Though Amtrak currently has Tennessee stations only in Memphis and Newbern-Dyersburg, at that 2020 hearing, Amtrak told lawmakers the biggest obstacle to further service is a lack of federal funding to help state transportation departments cover high overhead costs. Biden’s Bipartisan Infrastructure Deal took a step toward that, earmarking billions to improve and expand rail across the country. It established the Corridor ID program and several other avenues to help state and local governments fund passenger rail service. 

Federal law gives preference — not priority — to passenger cars on American tracks. The state’s study on passenger rail found that comparable regions can get service online as quickly as seven years, but to expect more like 10. With the blessing of lawmakers and TDOT Commissioner Butch Eley, Tennessee trains are already proceeding through the slow bureaucratic process that began with Chattanooga’s Corridor ID award.

“Coordination with four major urban areas is currently underway for an initial meeting that the city of Chattanooga is organizing,” TDOT spokesperson Beth Emmons tells the Scene. “TDOT welcomes playing a role in the plan and working with CSX and other partners through this study.”
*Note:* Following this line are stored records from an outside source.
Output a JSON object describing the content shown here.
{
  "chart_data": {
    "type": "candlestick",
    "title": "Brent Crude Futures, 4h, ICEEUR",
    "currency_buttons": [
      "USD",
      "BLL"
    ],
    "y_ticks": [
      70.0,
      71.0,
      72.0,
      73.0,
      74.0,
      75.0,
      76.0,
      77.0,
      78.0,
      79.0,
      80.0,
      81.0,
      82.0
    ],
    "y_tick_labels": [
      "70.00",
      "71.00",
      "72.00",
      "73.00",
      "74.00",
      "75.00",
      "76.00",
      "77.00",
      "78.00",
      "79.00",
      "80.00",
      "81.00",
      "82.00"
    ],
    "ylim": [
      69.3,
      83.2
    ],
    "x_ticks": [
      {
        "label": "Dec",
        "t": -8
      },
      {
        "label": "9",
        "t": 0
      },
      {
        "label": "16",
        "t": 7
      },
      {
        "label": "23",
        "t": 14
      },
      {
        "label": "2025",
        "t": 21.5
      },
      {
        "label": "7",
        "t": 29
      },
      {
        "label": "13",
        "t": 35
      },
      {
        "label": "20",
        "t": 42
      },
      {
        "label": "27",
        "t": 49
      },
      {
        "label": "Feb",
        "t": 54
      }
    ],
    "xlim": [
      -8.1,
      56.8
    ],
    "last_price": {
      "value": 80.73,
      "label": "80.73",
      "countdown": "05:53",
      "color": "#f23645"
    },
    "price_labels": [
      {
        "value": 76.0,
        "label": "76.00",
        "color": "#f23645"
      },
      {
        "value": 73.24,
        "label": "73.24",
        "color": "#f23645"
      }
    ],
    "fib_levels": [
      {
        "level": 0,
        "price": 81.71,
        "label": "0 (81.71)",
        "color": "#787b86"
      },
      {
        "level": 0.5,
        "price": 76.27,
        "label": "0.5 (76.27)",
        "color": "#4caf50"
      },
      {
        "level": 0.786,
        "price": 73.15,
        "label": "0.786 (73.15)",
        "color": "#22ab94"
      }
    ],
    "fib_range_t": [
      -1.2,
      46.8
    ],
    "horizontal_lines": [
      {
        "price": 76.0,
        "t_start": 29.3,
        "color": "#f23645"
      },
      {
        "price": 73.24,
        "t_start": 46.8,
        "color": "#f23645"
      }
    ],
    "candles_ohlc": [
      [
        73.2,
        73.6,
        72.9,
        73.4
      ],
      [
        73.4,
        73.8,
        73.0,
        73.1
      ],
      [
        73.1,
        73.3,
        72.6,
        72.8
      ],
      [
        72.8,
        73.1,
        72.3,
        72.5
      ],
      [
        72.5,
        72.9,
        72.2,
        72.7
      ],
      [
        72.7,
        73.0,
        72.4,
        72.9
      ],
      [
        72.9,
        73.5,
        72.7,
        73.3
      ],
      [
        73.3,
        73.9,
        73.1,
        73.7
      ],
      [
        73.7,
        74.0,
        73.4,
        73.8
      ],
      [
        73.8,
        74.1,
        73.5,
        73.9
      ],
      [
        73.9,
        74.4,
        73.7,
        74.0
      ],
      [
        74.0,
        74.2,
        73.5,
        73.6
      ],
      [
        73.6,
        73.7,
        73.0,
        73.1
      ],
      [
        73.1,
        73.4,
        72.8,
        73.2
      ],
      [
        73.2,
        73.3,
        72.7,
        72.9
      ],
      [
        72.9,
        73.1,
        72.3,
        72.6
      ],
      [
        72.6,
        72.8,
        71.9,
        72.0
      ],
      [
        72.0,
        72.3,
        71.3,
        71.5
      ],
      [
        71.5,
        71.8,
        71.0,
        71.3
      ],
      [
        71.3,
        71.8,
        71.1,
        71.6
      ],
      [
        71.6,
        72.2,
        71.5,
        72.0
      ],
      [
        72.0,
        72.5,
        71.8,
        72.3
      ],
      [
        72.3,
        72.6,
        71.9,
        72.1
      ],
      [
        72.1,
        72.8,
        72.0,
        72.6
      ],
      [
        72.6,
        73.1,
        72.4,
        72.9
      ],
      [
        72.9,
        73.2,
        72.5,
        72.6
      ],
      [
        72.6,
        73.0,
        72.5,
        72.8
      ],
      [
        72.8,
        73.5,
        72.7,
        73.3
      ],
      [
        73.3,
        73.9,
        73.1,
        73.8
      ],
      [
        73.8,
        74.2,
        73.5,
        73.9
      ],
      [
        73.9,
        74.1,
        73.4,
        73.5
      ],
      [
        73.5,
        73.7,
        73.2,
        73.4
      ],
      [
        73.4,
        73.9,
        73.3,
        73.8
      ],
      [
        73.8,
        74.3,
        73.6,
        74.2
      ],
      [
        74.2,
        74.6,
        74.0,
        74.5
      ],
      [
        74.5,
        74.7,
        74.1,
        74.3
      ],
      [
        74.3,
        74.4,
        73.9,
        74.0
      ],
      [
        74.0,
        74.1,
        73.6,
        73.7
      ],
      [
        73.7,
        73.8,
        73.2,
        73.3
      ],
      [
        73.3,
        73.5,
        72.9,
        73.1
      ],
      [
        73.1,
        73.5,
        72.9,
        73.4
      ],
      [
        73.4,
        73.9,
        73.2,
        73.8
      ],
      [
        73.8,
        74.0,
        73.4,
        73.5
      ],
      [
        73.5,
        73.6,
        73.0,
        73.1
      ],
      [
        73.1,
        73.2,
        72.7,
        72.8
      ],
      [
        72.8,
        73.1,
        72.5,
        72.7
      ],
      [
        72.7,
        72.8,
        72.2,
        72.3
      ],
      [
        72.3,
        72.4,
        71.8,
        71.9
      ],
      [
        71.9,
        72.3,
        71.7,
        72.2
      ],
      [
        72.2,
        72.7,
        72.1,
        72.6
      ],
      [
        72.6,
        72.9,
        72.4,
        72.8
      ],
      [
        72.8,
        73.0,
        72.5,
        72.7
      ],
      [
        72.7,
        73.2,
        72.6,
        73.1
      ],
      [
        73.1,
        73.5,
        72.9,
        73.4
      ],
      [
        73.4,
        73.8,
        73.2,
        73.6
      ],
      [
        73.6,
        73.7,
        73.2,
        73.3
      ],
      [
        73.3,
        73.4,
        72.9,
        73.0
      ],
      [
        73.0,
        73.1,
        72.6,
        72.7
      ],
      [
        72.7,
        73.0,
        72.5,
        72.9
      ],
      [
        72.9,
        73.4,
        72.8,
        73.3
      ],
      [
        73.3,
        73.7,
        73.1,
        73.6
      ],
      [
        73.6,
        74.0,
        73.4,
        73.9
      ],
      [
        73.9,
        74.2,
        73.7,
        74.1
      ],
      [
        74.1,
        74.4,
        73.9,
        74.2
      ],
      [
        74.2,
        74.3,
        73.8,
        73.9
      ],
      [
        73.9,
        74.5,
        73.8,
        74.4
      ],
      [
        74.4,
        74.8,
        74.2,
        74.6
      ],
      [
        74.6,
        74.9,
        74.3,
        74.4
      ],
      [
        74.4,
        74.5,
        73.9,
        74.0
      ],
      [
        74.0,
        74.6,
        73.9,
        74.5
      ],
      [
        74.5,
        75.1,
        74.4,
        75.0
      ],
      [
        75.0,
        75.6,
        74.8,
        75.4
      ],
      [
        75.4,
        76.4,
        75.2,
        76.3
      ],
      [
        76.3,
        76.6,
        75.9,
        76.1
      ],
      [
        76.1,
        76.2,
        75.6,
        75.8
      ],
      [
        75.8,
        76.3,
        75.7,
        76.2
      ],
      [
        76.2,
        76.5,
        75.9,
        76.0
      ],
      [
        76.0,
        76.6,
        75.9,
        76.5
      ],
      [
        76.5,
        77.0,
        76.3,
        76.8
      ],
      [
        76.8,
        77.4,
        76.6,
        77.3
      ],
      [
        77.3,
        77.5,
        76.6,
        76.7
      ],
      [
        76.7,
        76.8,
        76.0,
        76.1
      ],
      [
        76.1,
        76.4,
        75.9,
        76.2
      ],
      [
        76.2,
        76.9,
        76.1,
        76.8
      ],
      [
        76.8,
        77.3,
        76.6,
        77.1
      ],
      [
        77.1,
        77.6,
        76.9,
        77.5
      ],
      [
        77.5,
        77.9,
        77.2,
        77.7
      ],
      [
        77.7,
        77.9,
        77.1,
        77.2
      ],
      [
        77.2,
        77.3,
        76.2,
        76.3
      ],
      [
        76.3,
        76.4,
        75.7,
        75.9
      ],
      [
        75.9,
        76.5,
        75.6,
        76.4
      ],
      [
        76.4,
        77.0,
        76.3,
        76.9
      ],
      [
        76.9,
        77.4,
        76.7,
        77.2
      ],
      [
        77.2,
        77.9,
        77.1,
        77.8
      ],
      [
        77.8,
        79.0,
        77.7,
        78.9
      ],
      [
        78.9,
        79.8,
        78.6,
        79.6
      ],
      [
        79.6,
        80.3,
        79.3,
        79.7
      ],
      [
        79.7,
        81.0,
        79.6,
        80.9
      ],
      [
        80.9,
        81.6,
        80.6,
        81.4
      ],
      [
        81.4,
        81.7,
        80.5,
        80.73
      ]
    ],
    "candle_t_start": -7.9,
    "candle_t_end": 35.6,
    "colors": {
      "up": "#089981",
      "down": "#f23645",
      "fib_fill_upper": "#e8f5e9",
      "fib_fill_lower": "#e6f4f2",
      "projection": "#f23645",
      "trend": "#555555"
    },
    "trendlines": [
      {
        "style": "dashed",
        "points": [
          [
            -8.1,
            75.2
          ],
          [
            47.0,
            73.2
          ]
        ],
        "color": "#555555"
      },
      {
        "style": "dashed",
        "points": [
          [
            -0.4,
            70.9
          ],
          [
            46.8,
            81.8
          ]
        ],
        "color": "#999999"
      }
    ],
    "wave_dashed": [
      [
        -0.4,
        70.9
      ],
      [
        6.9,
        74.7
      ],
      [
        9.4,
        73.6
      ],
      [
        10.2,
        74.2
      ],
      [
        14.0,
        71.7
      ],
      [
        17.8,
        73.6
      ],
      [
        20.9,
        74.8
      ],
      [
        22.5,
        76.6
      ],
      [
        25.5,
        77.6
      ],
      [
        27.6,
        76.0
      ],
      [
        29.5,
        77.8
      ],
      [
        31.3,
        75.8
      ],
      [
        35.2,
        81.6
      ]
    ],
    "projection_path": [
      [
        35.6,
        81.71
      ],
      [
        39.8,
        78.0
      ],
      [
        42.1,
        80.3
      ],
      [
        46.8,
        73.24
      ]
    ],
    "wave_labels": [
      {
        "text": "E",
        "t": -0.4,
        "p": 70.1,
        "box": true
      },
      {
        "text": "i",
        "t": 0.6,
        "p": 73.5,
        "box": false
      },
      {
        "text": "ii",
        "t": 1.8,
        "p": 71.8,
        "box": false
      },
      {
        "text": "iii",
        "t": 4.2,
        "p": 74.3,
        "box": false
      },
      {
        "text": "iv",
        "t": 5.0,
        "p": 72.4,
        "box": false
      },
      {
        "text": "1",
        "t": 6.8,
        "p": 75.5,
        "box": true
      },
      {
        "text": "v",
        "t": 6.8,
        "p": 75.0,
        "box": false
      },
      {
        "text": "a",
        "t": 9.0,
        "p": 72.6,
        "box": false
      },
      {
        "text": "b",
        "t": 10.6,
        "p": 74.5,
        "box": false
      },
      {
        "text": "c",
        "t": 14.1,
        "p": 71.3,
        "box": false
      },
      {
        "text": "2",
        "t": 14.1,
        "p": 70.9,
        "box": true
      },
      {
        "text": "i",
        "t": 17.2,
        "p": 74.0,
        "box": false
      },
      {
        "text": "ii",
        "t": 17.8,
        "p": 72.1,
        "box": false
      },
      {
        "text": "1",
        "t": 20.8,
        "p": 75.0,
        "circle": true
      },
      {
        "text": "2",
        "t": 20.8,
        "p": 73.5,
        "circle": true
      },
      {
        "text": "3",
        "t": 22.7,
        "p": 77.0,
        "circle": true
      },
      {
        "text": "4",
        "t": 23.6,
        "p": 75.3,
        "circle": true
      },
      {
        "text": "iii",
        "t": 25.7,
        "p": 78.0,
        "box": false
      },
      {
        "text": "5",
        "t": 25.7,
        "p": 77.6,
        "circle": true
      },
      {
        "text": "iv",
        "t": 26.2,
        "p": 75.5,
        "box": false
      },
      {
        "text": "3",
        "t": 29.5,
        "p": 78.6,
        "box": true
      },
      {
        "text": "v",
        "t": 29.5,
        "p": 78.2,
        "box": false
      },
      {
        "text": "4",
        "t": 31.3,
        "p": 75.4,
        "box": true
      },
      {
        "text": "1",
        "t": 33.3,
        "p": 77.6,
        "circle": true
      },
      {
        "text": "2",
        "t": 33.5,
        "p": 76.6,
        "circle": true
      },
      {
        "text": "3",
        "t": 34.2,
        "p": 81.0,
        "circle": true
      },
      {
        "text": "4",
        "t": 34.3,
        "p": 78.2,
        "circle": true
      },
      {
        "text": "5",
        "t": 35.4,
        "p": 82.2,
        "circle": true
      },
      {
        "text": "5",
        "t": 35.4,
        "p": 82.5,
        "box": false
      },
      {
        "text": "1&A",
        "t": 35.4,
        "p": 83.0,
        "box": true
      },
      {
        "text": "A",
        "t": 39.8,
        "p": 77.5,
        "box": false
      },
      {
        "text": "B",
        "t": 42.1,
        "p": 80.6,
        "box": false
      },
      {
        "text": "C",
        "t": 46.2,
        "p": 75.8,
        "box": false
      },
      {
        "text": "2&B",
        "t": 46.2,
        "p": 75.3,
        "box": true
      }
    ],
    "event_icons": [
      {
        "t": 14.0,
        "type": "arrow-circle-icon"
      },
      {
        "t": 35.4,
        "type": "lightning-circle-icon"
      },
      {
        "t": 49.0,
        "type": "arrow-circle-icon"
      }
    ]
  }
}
Amtrak has not been officially selected as the provider, but it’s hard to imagine anyone else. Lawmakers, fumbling for solutions to Middle Tennessee’s traffic congestion, appear to like the idea — though there was no mention of it in Gov. Bill Lee’s Transportation Modernization Act, which passed in 2023. The proposed passenger route, which includes stops in Murfreesboro and Tullahoma, unites cities literally and politically. The more contentious process will be how hard CSX fights to keep control of its freight lines. In 2024, Amtrak will resume service on CSX lines along the Gulf Coast after a protracted legal battle that began after Hurricane Katrina.

Magliari, Amtrak’s Chicago-based spokesperson, won’t discuss sharing lines this early in the process. He’s encouraged by Chattanooga’s Corridor ID grant but isn’t ready to picture Amtrak trains rolling into Union Station. Twenty years of Gulf Coast negotiations are still fresh on Amtrak’s mind. 

“Why don’t you ask Jane Covington?” Magliari tells the Scene in December. 

Jane Covington did not respond to the Scene’s request for comment.